Perceived Social Cohesion in Ukraine: Diversity and Attitudes
DOI:
https://doi.org/10.21226/ewjus775Keywords:
social cohesion, Ukraine, cluster analysis, social-cohesion zigzags, social perceptionAbstract
This article demonstrates the ways in which social cohesion as a “sense of togetherness” is progressing within Ukrainian society—a society that is striving to escape the post-Soviet model as it undergoes the processes of state- and nation building and democratic development. This study draws on a national population survey and applies cluster analysis to identify homogeneous groups of the population in terms of their social-cohesion perceptions and behaviours. Six clusters are identified: distrustful, disunited, ambivalent, tolerant, connected, and declarative. The authors establish the composition of each cluster in relation to socio-economic, socio-demographic, ethnocultural, and attitudinal characteristics. Their research questions the relevance of institutional trust as a social-cohesion indicator in the context of the specific conditions of transitional societies. The authors submit that trust in political institutions might strengthen social cohesion at the level of society without necessarily corresponding to individually oriented indicators of social cohesion, such as civic and political participations. This paper sheds light on the weaknesses of the methodological approach advanced by Joseph Chan and colleagues.
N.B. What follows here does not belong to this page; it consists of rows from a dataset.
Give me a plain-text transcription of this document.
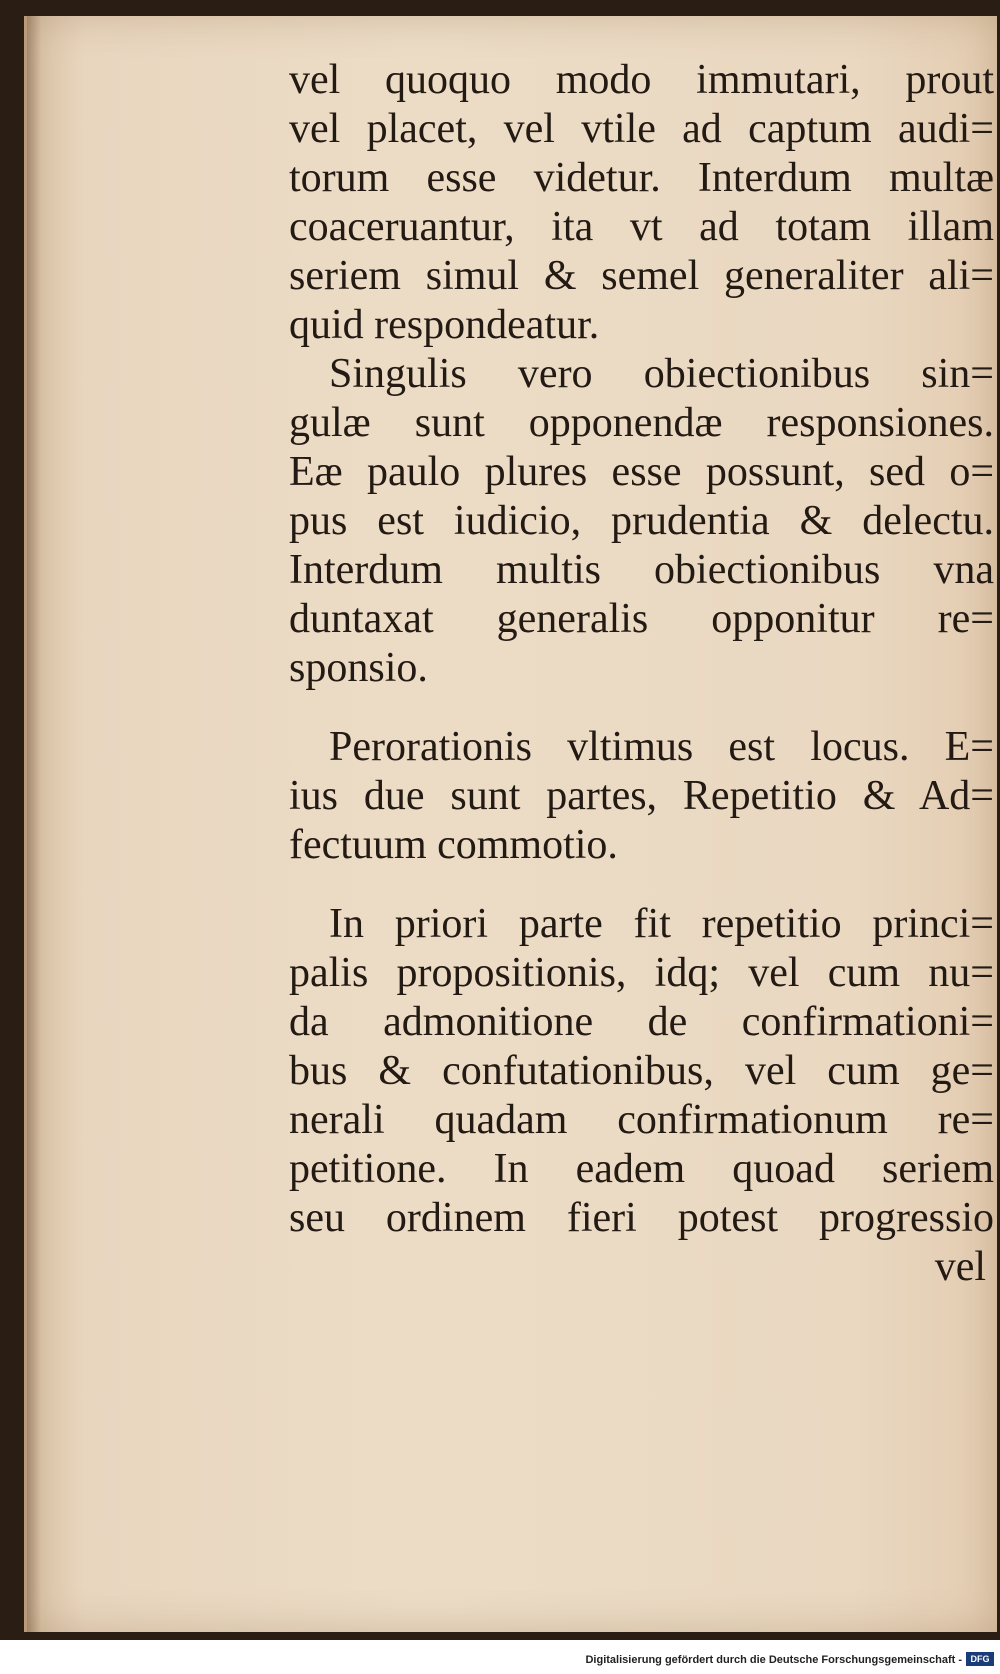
vel quoquo modo immutari, prout
vel placet, vel vtile ad captum audi=
torum esse videtur. Interdum multæ
coaceruantur, ita vt ad totam illam
seriem simul & semel generaliter ali=
quid respondeatur.
Singulis vero obiectionibus sin=
gulæ sunt opponendæ responsiones.
Eæ paulo plures esse possunt, sed o=
pus est iudicio, prudentia & delectu.
Interdum multis obiectionibus vna
duntaxat generalis opponitur re=
sponsio.
Perorationis vltimus est locus. E=
ius due sunt partes, Repetitio & Ad=
fectuum commotio.
In priori parte fit repetitio princi=
palis propositionis, idq; vel cum nu=
da admonitione de confirmationi=
bus & confutationibus, vel cum ge=
nerali quadam confirmationum re=
petitione. In eadem quoad seriem
seu ordinem fieri potest progressio
vel
Digitalisierung gefördert durch die Deutsche Forschungsgemeinschaft - DFG
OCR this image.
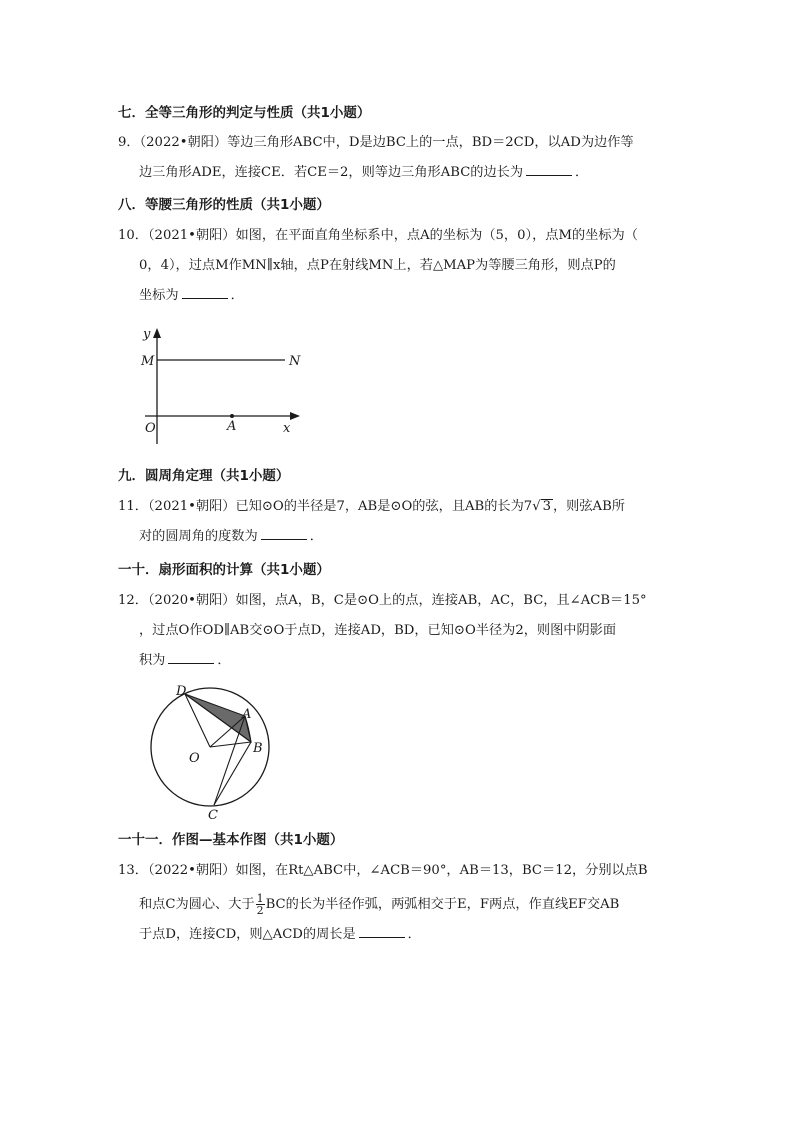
七．全等三角形的判定与性质（共1小题）
9．（2022•朝阳）等边三角形ABC中，D是边BC上的一点，BD＝2CD，以AD为边作等
边三角形ADE，连接CE．若CE＝2，则等边三角形ABC的边长为	．
八．等腰三角形的性质（共1小题）
10．（2021•朝阳）如图，在平面直角坐标系中，点A的坐标为（5，0），点M的坐标为（
0，4），过点M作MN∥x轴，点P在射线MN上，若△MAP为等腰三角形，则点P的
坐标为	．
y
M	N
O	A	x
九．圆周角定理（共1小题）
11．（2021•朝阳）已知⊙O的半径是7，AB是⊙O的弦，且AB的长为7√ 3 ，则弦AB所
对的圆周角的度数为	．
一十．扇形面积的计算（共1小题）
12．（2020•朝阳）如图，点A，B，C是⊙O上的点，连接AB，AC，BC，且∠ACB＝15°
，过点O作OD∥AB交⊙O于点D，连接AD，BD，已知⊙O半径为2，则图中阴影面
积为	．
D
A
B
O
C
一十一．作图—基本作图（共1小题）
13．（2022•朝阳）如图，在Rt△ABC中，∠ACB＝90°，AB＝13，BC＝12，分别以点B
和点C为圆心、大于 $\frac{1}{2}$ BC的长为半径作弧，两弧相交于E，F两点，作直线EF交AB
于点D，连接CD，则△ACD的周长是	．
With the application of cluster analysis in the present study, one finds that the horizontal dimension of social cohesion is particularly well suited for use in cross-cultural studies. By contrast, the vertical dimension emerges as more contextual, requiring greater attention to the specificities of a given political regime. This paper proposes the existence of social-cohesion zigzags displaying an ambivalent state of perceptional schemes where the highest cohesion scores in some indicators are accompanied by the lowest ones in others within the same representative group. This study confirms the complexity and multi-level nature of social cohesion in transitional societies.